Saturday, February 23, 2013

Trying out the AER Alpha

I  have played this little amp several times over the years but never got to really test it. This week I borrowed one from a friend (thanks Aad!) and took it on stage and tested it in my studio. I recorded a split video with it that faithfully reproduces its sound.

The first thing that is striking about this amp is its extreme portability. Its dimensions are (HxWxD): 260 x 265 x 235mm (10.24 x 10.43 x 9.25 inches) and it weighs ONLY 6.2 kg (13.67 lbs) so this is by far the lightest and smallest amp I have ever taken to a gig. There is a padded gig bag that comes with it. It is really amazingly portable this way. The amp is 40 W and it carries an 8" twin cone full range speaker and a decent reverb. I am sure you can find more specs on the internet. Before I start wrting about my findings, I should make one observation though. If size and weight are not an issue for you, you should get something else of course. I am on  a mission to get the best possible sound out of the smallest and lightest possible amp. That is what I am after and I fully realise there are better sounding (tube) amps out there. But these will invariably be bigger and heavier and therefore not worth investigating. I might as well stick to my Polytone then (with 15"speaker).

I took it to the Crow without really being able to testdrive it at home and that was a bit of a mistake. I just placed it on the floor and plugged it in. I think this amp needs to be on a stool or on a stand (there is a provision for that on it).

It was loud enough but it sure lacked some headroom. Also it sounded a bit treblier and boxier than I liked when I boosted its volume. This amp sounds fine in low volume situations (warm and mellow) but playing in a combo with a drummer you need something more substantial. Maybe this also had something to do with me placing it on the floor.

At home the amp sounds just fine. At times I detected some boxiness but for an amp this small it still sounds pretty amazing, in the lower registers too. It should, because with a price tag of 679 euro it's pretty expensive.

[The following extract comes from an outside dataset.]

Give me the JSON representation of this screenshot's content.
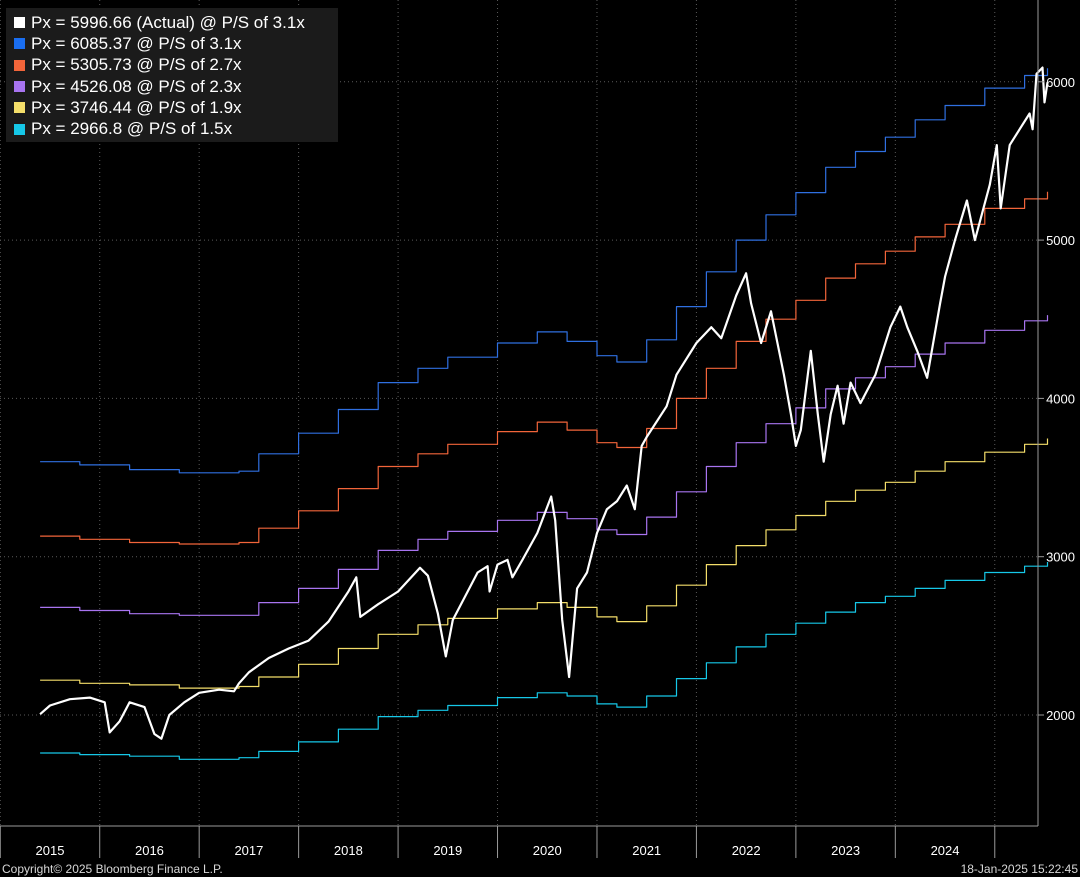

The AER amps were originally designed for the amplification of acoustic instrruments and they probably do a great job at that. It was never designed for electric guitars with magnetic pick-ups so some people argue there are better amps for that purpose. Yes, my Polytone Mini Brute with its 15" speaker does sound  better. Still, after having played the ZT Lunchbox, the ZT Club, the Roland Cube 60 and the Ibanez Wholetone over the last weeks, I like the AER Alpha best until now. It does an amazing job at lower volume levels and its portability is unequalled (maybe apart from the ZT Lunchbox but that amp seriously lacked in the lower register and is no match for the AER Alpha therefore).

My conclusion is that the AER Alpha is great for drummerless, low volume settings and playing at home. For louder gigs in noisy environments the new and more powerful AER Alpha Plus (50 watts, 6.2 kg) or the AER Compact 60/2 (60 watts, 7.5 kg) seem a better option. I am sure these will provide more headroom and bass reflex. One of these is what I would go for in the AER series because I do want to take it out to noisy rooms.

And now I guess you want to hear it. Like I said earlier, I think the sounds in the video are pretty representative for what it sounds like in a low volume setting. In the first one I am playing "Blues for Alice." And the second one is just some wanking on the changes of Autumn Leaves. I am playing the Tal Farlow. All EQ on the amp is flat and all controls on my guitar open. No sound tweaking was involved. Watch in HD!


  1. It must be handy having a twin brother to back you up on rhythm :-)

    Really useful info - thanks D. Especially given the price of the AERs, its invaluable to get your take on them.

    BTW I continue to use a Roland 60 Acoustic and I'm wondering if the Roland you mention is the normal Cube or the Acoustic.

  2. I think I tried out the normal Cube Bill. Not a bad amp at all for the money by the way.

  3. Thanks,I've always wondered about that one.Presently I have an old Jazzkat and the first (60w) Henriksen stand alone.I think that I'll hang on to them. I use a ZT Lunchbox for rehearsals.

  4. After I used and heared Kai von Rosenwinkel's AER Alpha, I got one myself too. One-trick pony for one good jazz (bop)-sound, but that's all I need. I simple love lóóóve the portability and have no trouble using it in combos with a drummer, as long as it doesn't get too loud. I am truly amazed about the bass-response of this amp, can really compete with my Twin Reverb. Sounds great with my Gibson ES-333 and with this I can take the bike to the jamsession :-)

  5. I bought an AER 60/2 as had heard good reports and more portable than my owned-from-new Polytone Mini Brute and thought both would be good brothers for home or away playing - wrong! I think to play as a jazzed it has too many sub controls and is too complicated so I am selling the 60/2. The Polytone is honestly the best amp I have owned with an irreplaceable sound and headroom. Just on a whim I bought a 2nd hand Peavey Microbass for £40 from a junk shop and boy it works really well with a jazz guitar if you don't overdrive the bass - just a random idea and worth trying!